L'impact a pulvérisé l'appareil, ne laissant aucune chance de survie aux passagers, ont constaté des journalistes de l'AFP sur place. Les causes de l'accident, qui s'est produit dans une zone reculée non loin de la localité de Havelian, dans le district d'Abbottabad, sont à ce stade inconnues.

"La boîte noire a été retrouvée", a indiqué à l'AFP un porte-parole de PIA, Danyal Gilani. "L'enquête est en cours mais il faudra du temps pour établir les causes du crash", a-t-il ajouté.

Un responsable sur le site du crash a toutefois précisé qu'une deuxième boîte noire était toujours recherchée.

"Nous avons une équipe de trois enquêteurs sur place, qui recueille des éléments. L'enquête pourrait prendre un mois ou plus", a déclaré de son côté à l'AFP Muhammad Irfan Elahi, secrétaire au gouvernement en charge de l'aviation.

"Un des moteurs de l'appareil est tombé en panne après le décollage de Chitral et le pilote en a informé la tour de contrôle. Mais l'avion avait reçu le feu vert pour le vol et c'est pour cela qu'il a volé. S'il ne l'avait pas reçu, il n'aurait pas décollé", a-t-il insisté.

Tous les 47 passagers et membres d'équipage sont décédés, a indiqué PIA, révisant un précédent décompte faisant état de 48 passagers. Parmi eux figuraient deux Autrichiens et un Chinois.

Les corps, carbonisés et méconnaissables, ont été récupérés par les équipes de secours et par des villageois locaux, puis transportés dans la nuit vers l'hôpital de la ville la plus proche, Abbottabad, dans la province du Khyber Pakhtunkhwa (nord-ouest).

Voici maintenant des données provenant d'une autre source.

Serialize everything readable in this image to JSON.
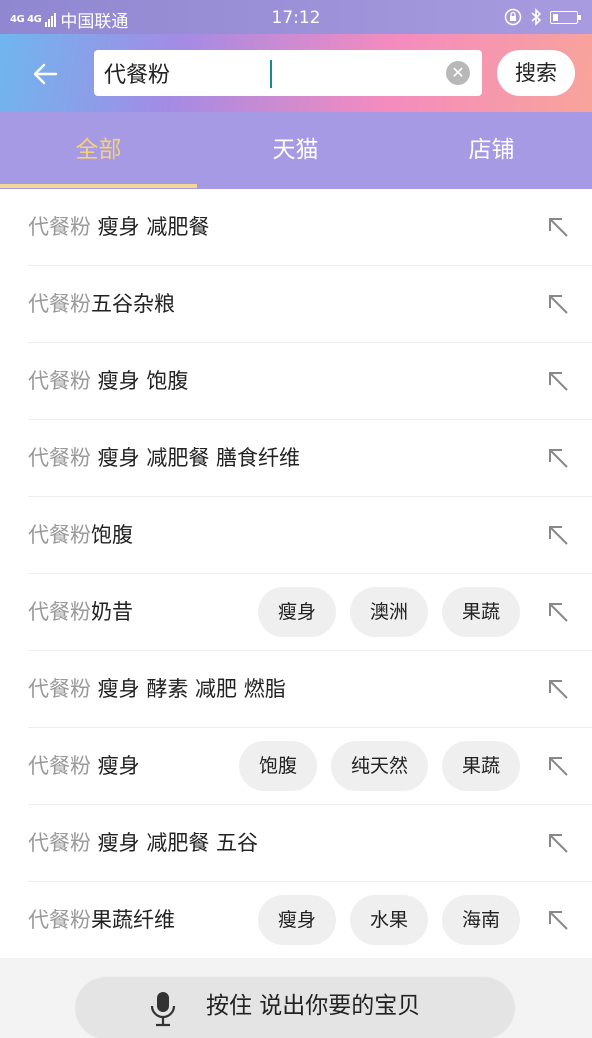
{
  "status_bar": {
    "network": "4G 4G",
    "carrier": "中国联通",
    "time": "17:12"
  },
  "header": {
    "search_value": "代餐粉",
    "search_button": "搜索"
  },
  "tabs": [
    {
      "label": "全部",
      "active": true
    },
    {
      "label": "天猫",
      "active": false
    },
    {
      "label": "店铺",
      "active": false
    }
  ],
  "suggestions": [
    {
      "keyword": "代餐粉",
      "rest": " 瘦身 减肥餐",
      "tags": []
    },
    {
      "keyword": "代餐粉",
      "rest": "五谷杂粮",
      "tags": []
    },
    {
      "keyword": "代餐粉",
      "rest": " 瘦身 饱腹",
      "tags": []
    },
    {
      "keyword": "代餐粉",
      "rest": " 瘦身 减肥餐 膳食纤维",
      "tags": []
    },
    {
      "keyword": "代餐粉",
      "rest": "饱腹",
      "tags": []
    },
    {
      "keyword": "代餐粉",
      "rest": "奶昔",
      "tags": [
        "瘦身",
        "澳洲",
        "果蔬"
      ]
    },
    {
      "keyword": "代餐粉",
      "rest": " 瘦身 酵素 减肥 燃脂",
      "tags": []
    },
    {
      "keyword": "代餐粉",
      "rest": " 瘦身",
      "tags": [
        "饱腹",
        "纯天然",
        "果蔬"
      ]
    },
    {
      "keyword": "代餐粉",
      "rest": " 瘦身 减肥餐 五谷",
      "tags": []
    },
    {
      "keyword": "代餐粉",
      "rest": "果蔬纤维",
      "tags": [
        "瘦身",
        "水果",
        "海南"
      ]
    }
  ],
  "voice": {
    "label": "按住 说出你要的宝贝"
  },
  "colors": {
    "tab_bar": "#a69ae4",
    "active_tab": "#f5d277",
    "keyword_gray": "#999999"
  }
}
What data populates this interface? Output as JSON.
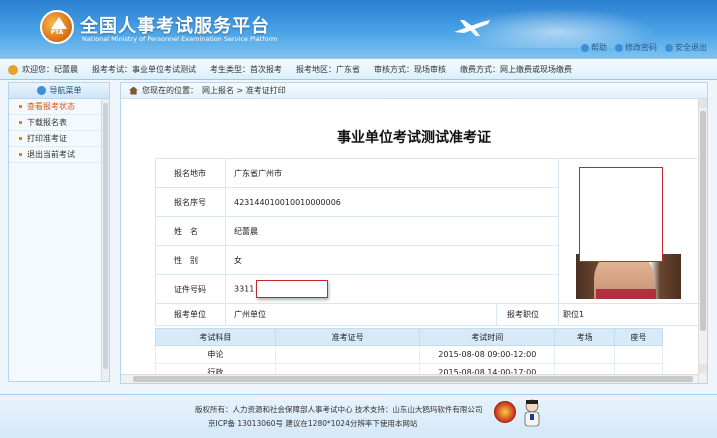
{
  "header": {
    "title": "全国人事考试服务平台",
    "subtitle": "National Ministry of Personnel Examination Service Platform",
    "logo_text": "PTA",
    "links": [
      {
        "icon": "help-icon",
        "label": "帮助"
      },
      {
        "icon": "key-icon",
        "label": "修改密码"
      },
      {
        "icon": "logout-icon",
        "label": "安全退出"
      }
    ]
  },
  "infobar": {
    "welcome": "欢迎您：纪蕾晨",
    "exam": "报考考试：事业单位考试测试",
    "exam_type": "考生类型：首次报考",
    "region": "报考地区：广东省",
    "review": "审核方式：现场审核",
    "payment": "缴费方式：网上缴费或现场缴费"
  },
  "sidebar": {
    "heading": "导航菜单",
    "items": [
      {
        "label": "查看报考状态",
        "active": true
      },
      {
        "label": "下载报名表",
        "active": false
      },
      {
        "label": "打印准考证",
        "active": false
      },
      {
        "label": "退出当前考试",
        "active": false
      }
    ]
  },
  "breadcrumb": {
    "prefix": "您现在的位置：",
    "path": "网上报名 > 准考证打印"
  },
  "document": {
    "title": "事业单位考试测试准考证",
    "fields": [
      {
        "label": "报名地市",
        "value": "广东省广州市"
      },
      {
        "label": "报名序号",
        "value": "423144010010010000006"
      },
      {
        "label": "姓　名",
        "value": "纪蕾晨"
      },
      {
        "label": "性　别",
        "value": "女"
      },
      {
        "label": "证件号码",
        "value": "3311"
      }
    ],
    "unit_label": "报考单位",
    "unit_value": "广州单位",
    "position_label": "报考职位",
    "position_value": "职位1"
  },
  "exam_table": {
    "headers": [
      "考试科目",
      "准考证号",
      "考试时间",
      "考场",
      "座号"
    ],
    "rows": [
      [
        "申论",
        "",
        "2015-08-08 09:00-12:00",
        "",
        ""
      ],
      [
        "行政",
        "",
        "2015-08-08 14:00-17:00",
        "",
        ""
      ]
    ]
  },
  "footer": {
    "line1": "版权所有：人力资源和社会保障部人事考试中心  技术支持：山东山大鸥玛软件有限公司",
    "line2": "京ICP备 13013060号  建议在1280*1024分辨率下使用本网站"
  }
}
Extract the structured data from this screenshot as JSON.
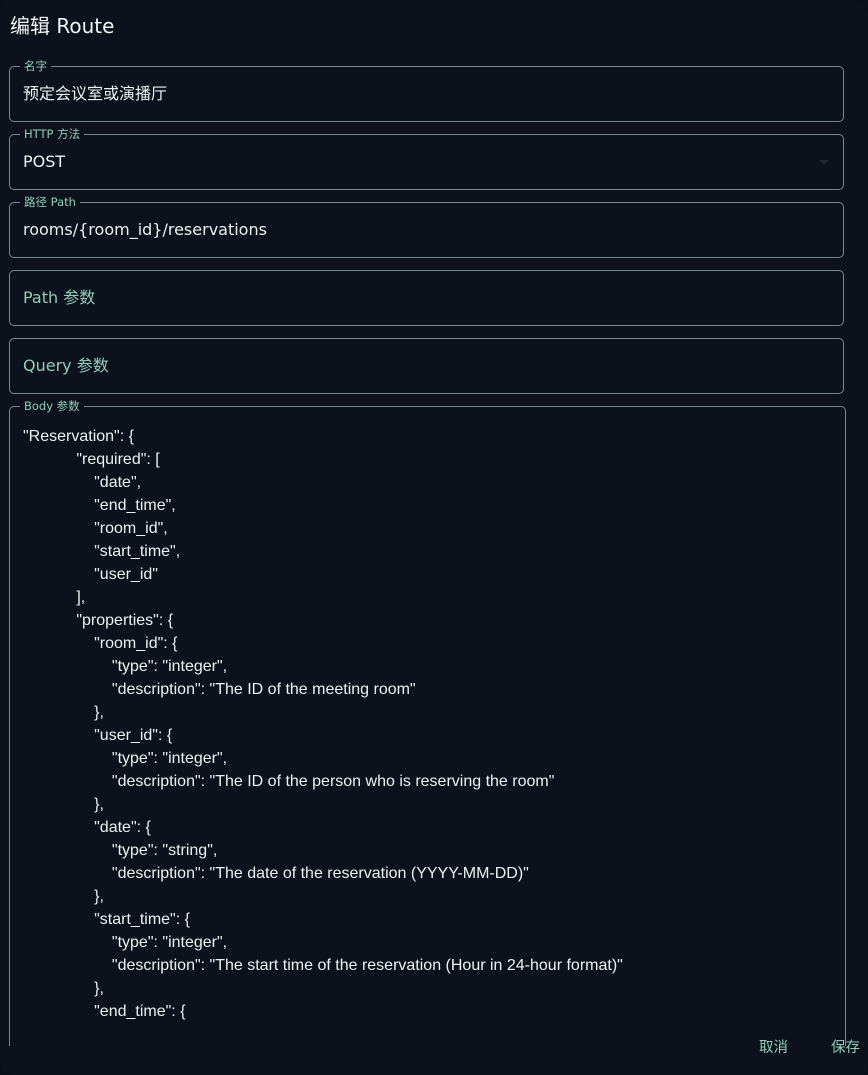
{
  "dialog": {
    "title": "编辑 Route"
  },
  "form": {
    "name": {
      "label": "名字",
      "value": "预定会议室或演播厅"
    },
    "method": {
      "label": "HTTP 方法",
      "value": "POST"
    },
    "path": {
      "label": "路径 Path",
      "value": "rooms/{room_id}/reservations"
    },
    "path_params": {
      "placeholder": "Path 参数"
    },
    "query_params": {
      "placeholder": "Query 参数"
    },
    "body_params": {
      "label": "Body 参数",
      "value": "\"Reservation\": {\n            \"required\": [\n                \"date\",\n                \"end_time\",\n                \"room_id\",\n                \"start_time\",\n                \"user_id\"\n            ],\n            \"properties\": {\n                \"room_id\": {\n                    \"type\": \"integer\",\n                    \"description\": \"The ID of the meeting room\"\n                },\n                \"user_id\": {\n                    \"type\": \"integer\",\n                    \"description\": \"The ID of the person who is reserving the room\"\n                },\n                \"date\": {\n                    \"type\": \"string\",\n                    \"description\": \"The date of the reservation (YYYY-MM-DD)\"\n                },\n                \"start_time\": {\n                    \"type\": \"integer\",\n                    \"description\": \"The start time of the reservation (Hour in 24-hour format)\"\n                },\n                \"end_time\": {"
    }
  },
  "actions": {
    "cancel_label": "取消",
    "save_label": "保存"
  }
}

Six d'entre eux ont déjà pu être identifiés grâce à leurs empreintes digitales, les autres le seront par des analyses ADN, a indiqué un responsable de l'hôpital Ayub à Abbottabad, Ali Baz.

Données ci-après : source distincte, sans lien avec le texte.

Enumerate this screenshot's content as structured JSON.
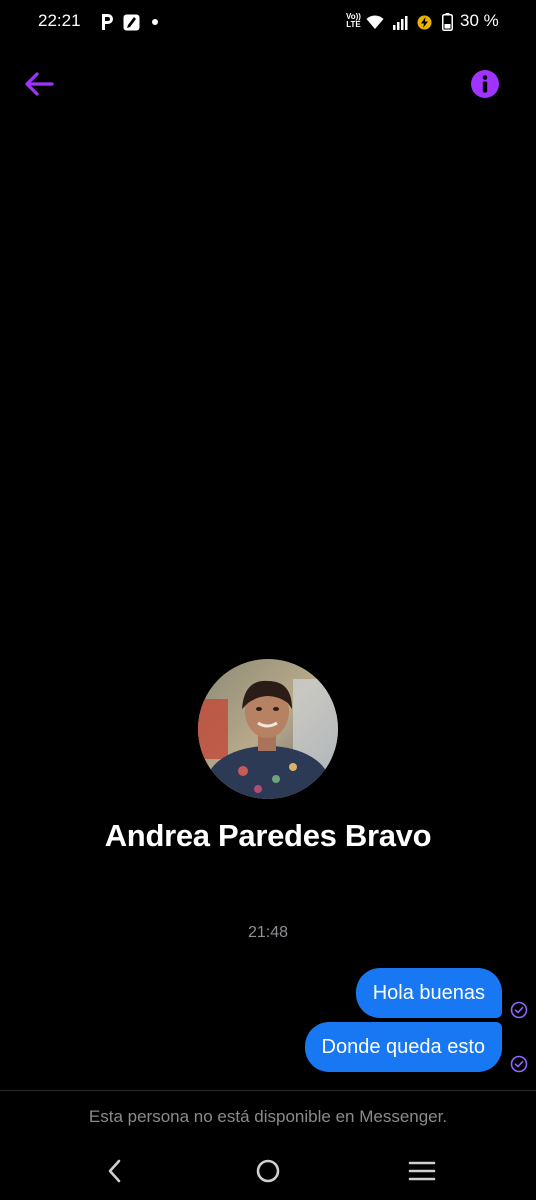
{
  "status_bar": {
    "time": "22:21",
    "volte_top": "Vo))",
    "volte_bottom": "LTE",
    "battery": "30 %"
  },
  "header": {
    "back_icon": "arrow-left-icon",
    "info_icon": "info-icon",
    "accent_color": "#a033ff"
  },
  "profile": {
    "name": "Andrea Paredes Bravo"
  },
  "conversation": {
    "timestamp": "21:48",
    "messages": [
      {
        "text": "Hola buenas",
        "sender": "me",
        "status_icon": "check-circle-icon"
      },
      {
        "text": "Donde queda esto",
        "sender": "me",
        "status_icon": "check-circle-icon"
      }
    ],
    "bubble_color": "#1877f2"
  },
  "footer": {
    "notice": "Esta persona no está disponible en Messenger."
  },
  "nav_bar": {
    "back_icon": "nav-back-icon",
    "home_icon": "nav-home-icon",
    "recents_icon": "nav-menu-icon"
  }
}
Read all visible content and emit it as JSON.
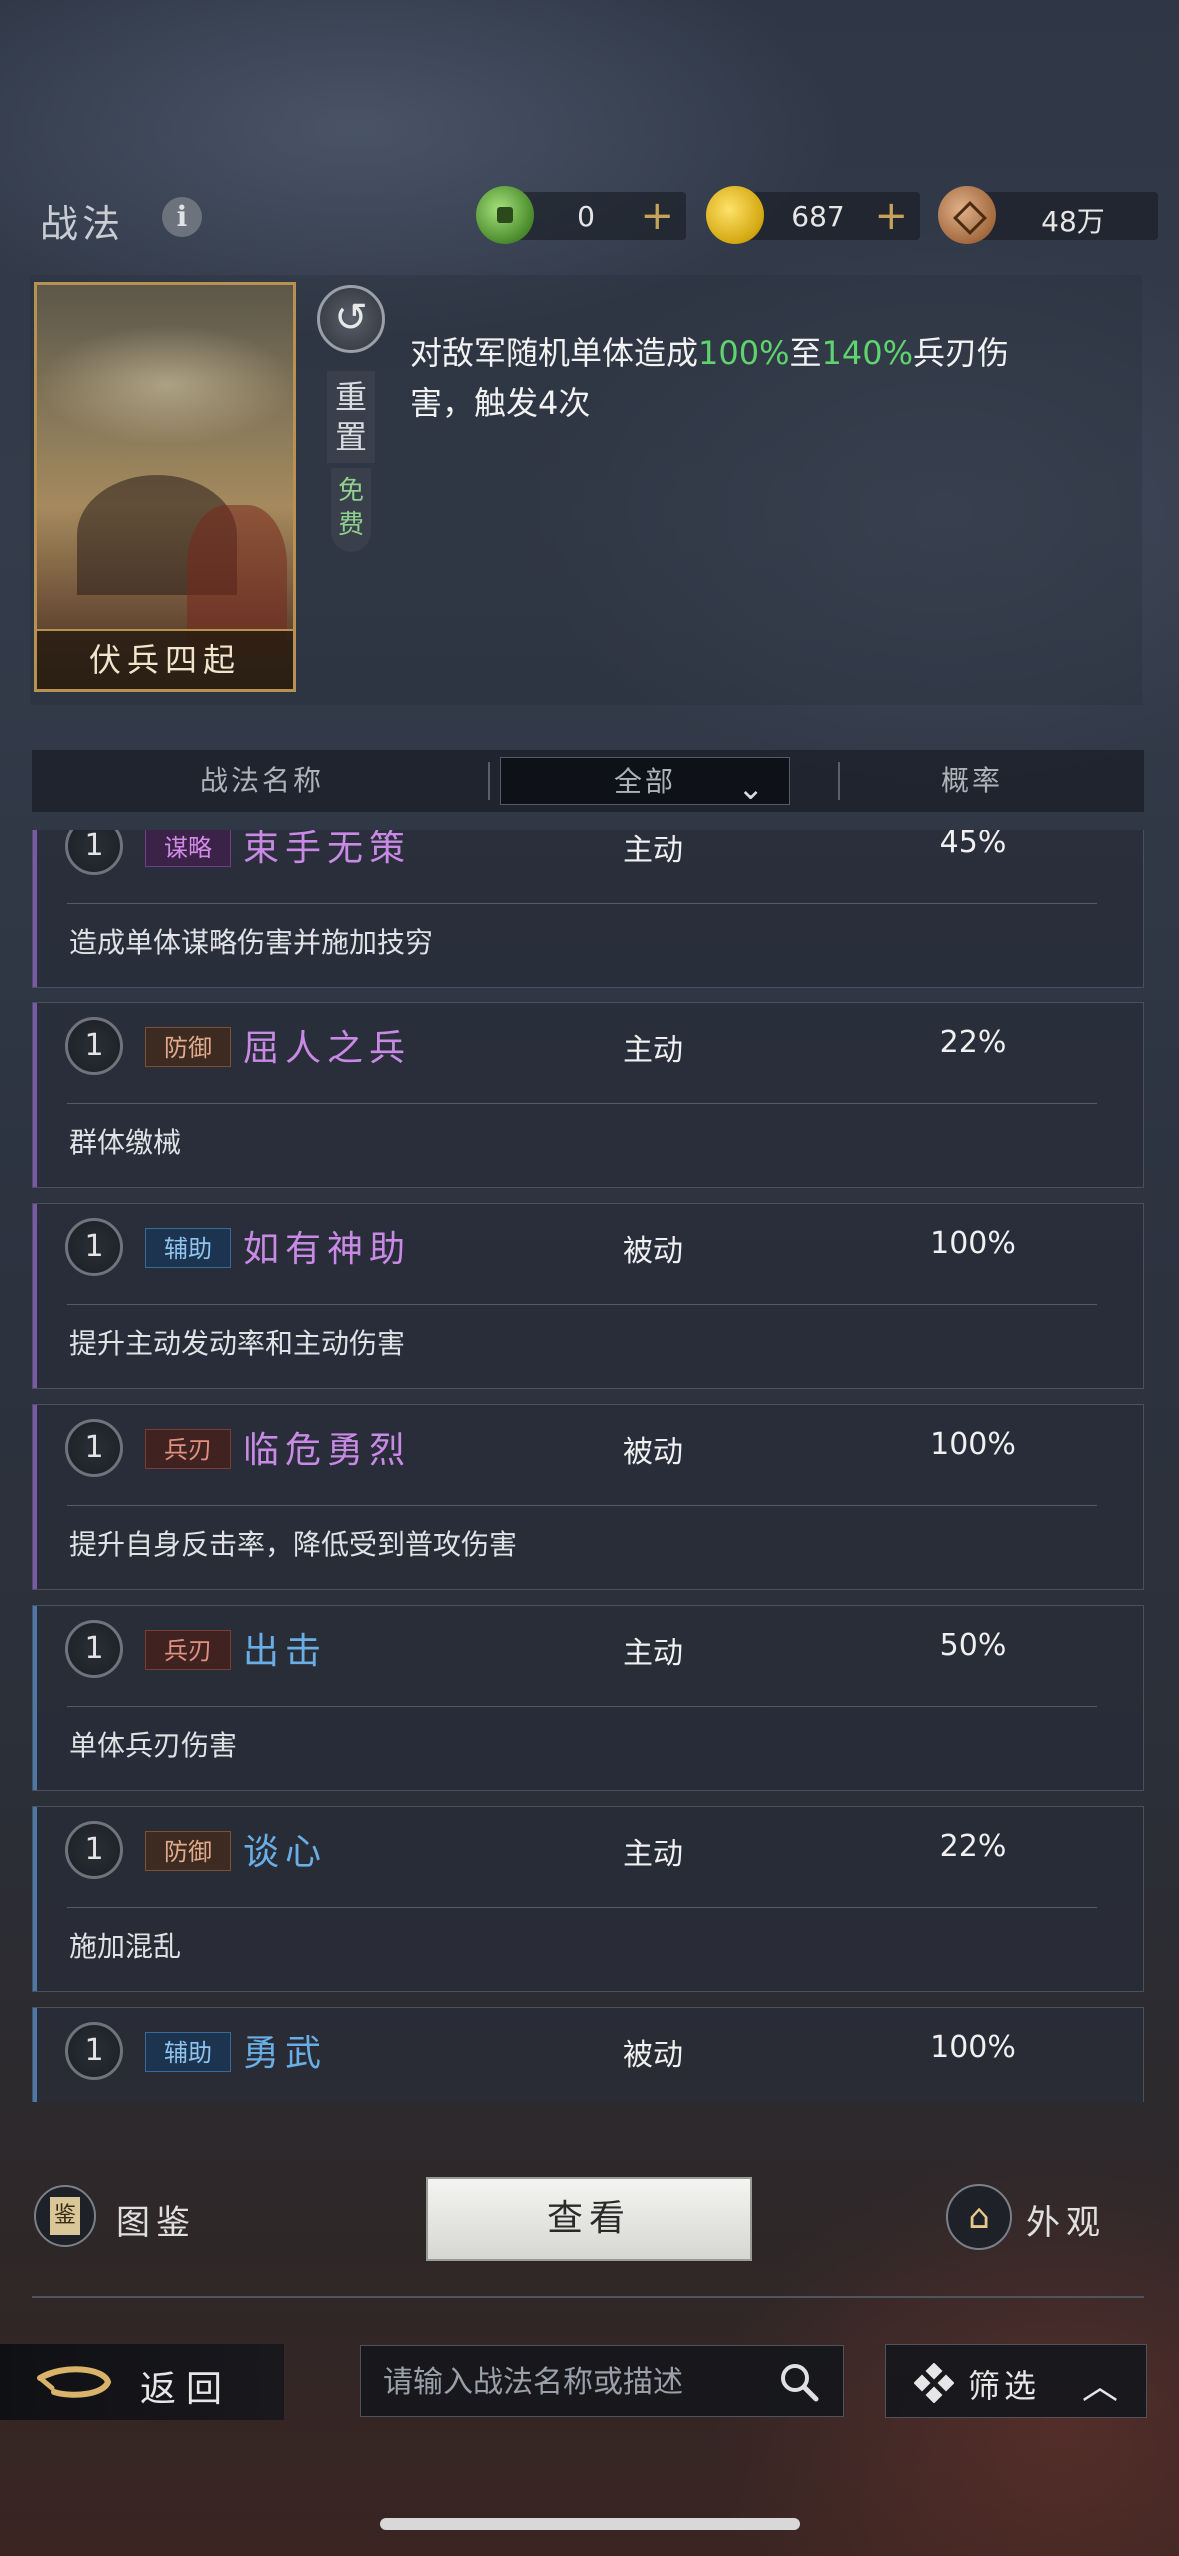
{
  "header": {
    "title": "战法",
    "currencies": [
      {
        "icon": "jade-coin-icon",
        "value": "0"
      },
      {
        "icon": "gold-coin-icon",
        "value": "687"
      },
      {
        "icon": "copper-coin-icon",
        "value": "48万"
      }
    ],
    "plus_symbol": "+"
  },
  "card": {
    "name": "伏兵四起",
    "reset_label": "重置",
    "free_label": "免费",
    "desc_prefix": "对敌军随机单体造成",
    "desc_low": "100%",
    "desc_mid": "至",
    "desc_high": "140%",
    "desc_suffix": "兵刃伤害，触发4次"
  },
  "table": {
    "col_name": "战法名称",
    "filter_value": "全部",
    "col_rate": "概率"
  },
  "skills": [
    {
      "level": "1",
      "tag": "谋略",
      "name": "束手无策",
      "type": "主动",
      "rate": "45%",
      "desc": "造成单体谋略伤害并施加技穷"
    },
    {
      "level": "1",
      "tag": "防御",
      "name": "屈人之兵",
      "type": "主动",
      "rate": "22%",
      "desc": "群体缴械"
    },
    {
      "level": "1",
      "tag": "辅助",
      "name": "如有神助",
      "type": "被动",
      "rate": "100%",
      "desc": "提升主动发动率和主动伤害"
    },
    {
      "level": "1",
      "tag": "兵刃",
      "name": "临危勇烈",
      "type": "被动",
      "rate": "100%",
      "desc": "提升自身反击率，降低受到普攻伤害"
    },
    {
      "level": "1",
      "tag": "兵刃",
      "name": "出击",
      "type": "主动",
      "rate": "50%",
      "desc": "单体兵刃伤害"
    },
    {
      "level": "1",
      "tag": "防御",
      "name": "谈心",
      "type": "主动",
      "rate": "22%",
      "desc": "施加混乱"
    },
    {
      "level": "1",
      "tag": "辅助",
      "name": "勇武",
      "type": "被动",
      "rate": "100%",
      "desc": ""
    }
  ],
  "bottom": {
    "tujian_label": "图鉴",
    "view_label": "查看",
    "waiguan_label": "外观",
    "back_label": "返回",
    "search_placeholder": "请输入战法名称或描述",
    "filter_label": "筛选"
  },
  "colors": {
    "highlight_green": "#5fd46e",
    "purple_name": "#c98ae6",
    "blue_name": "#6aaee6"
  }
}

Les corps étaient en cours de rapatriement par hélicoptère vers la capitale Islamabad où les échantillons ADN prélevés seront analysés. "Aucun corps n'était intact, on a rassemblé ce qui pouvait l'être", a déclaré un autre cadre de cet hôpital, Muhammad Abbas.

Des cercueils ont été apportés tôt jeudi à la morgue d'Abbottabad, à l'entrée de laquelle la liste des victimes identifiées était affichée sur un mur, a constaté l'AFP.

- "Revoir son visage" -

Une cinquantaine de proches des victimes se sont rassemblés dans une tente érigée à leur intention près de l'hôpital PIMS d'Islamabad, où ils peuvent donner des échantillons d'ADN en vue de l'identification des corps. Beaucoup, en larmes s'enlaçaient ou tentaient de se réconforter mutuellement.

"Mon ami est mort dans l'accident. C'est une vraie tragédie pour moi car c'était mon ami d'enfance", a déclaré à l'AFP un homme présent, Murad Khan, originaire de Chitral.

"Les membres de sa famille ne sont pas encore arrivés et je travaille à Islamabad, donc je suis venu récupérer sa dépouille, mais je ne sais pas encore si je pourrai revoir son visage une dernière fois ou pas", a-t-il ajouté.

"Ma mère est morte dans le crash", a témoigné un autre homme, Raja Aamir, originaire de Faisalabad. "Sa mort soudaine est une grande perte pour notre famille. Entre 40 et 50 membres sont arrivés ici à Islamabad. Les autorités disent qu'il faudra sept à dix jours pour examiner l'ADN et ensuite ils remettront les dépouilles".

La PIA a annoncé qu'une somme de 500.000 roupies (environ 5.000 USD) serait versée à chaque famille ayant perdu un proche pour couvrir les frais des funérailles. Une aide financière sera en outre versée ultérieurement, a indiqué la compagnie aérienne dans un communiqué.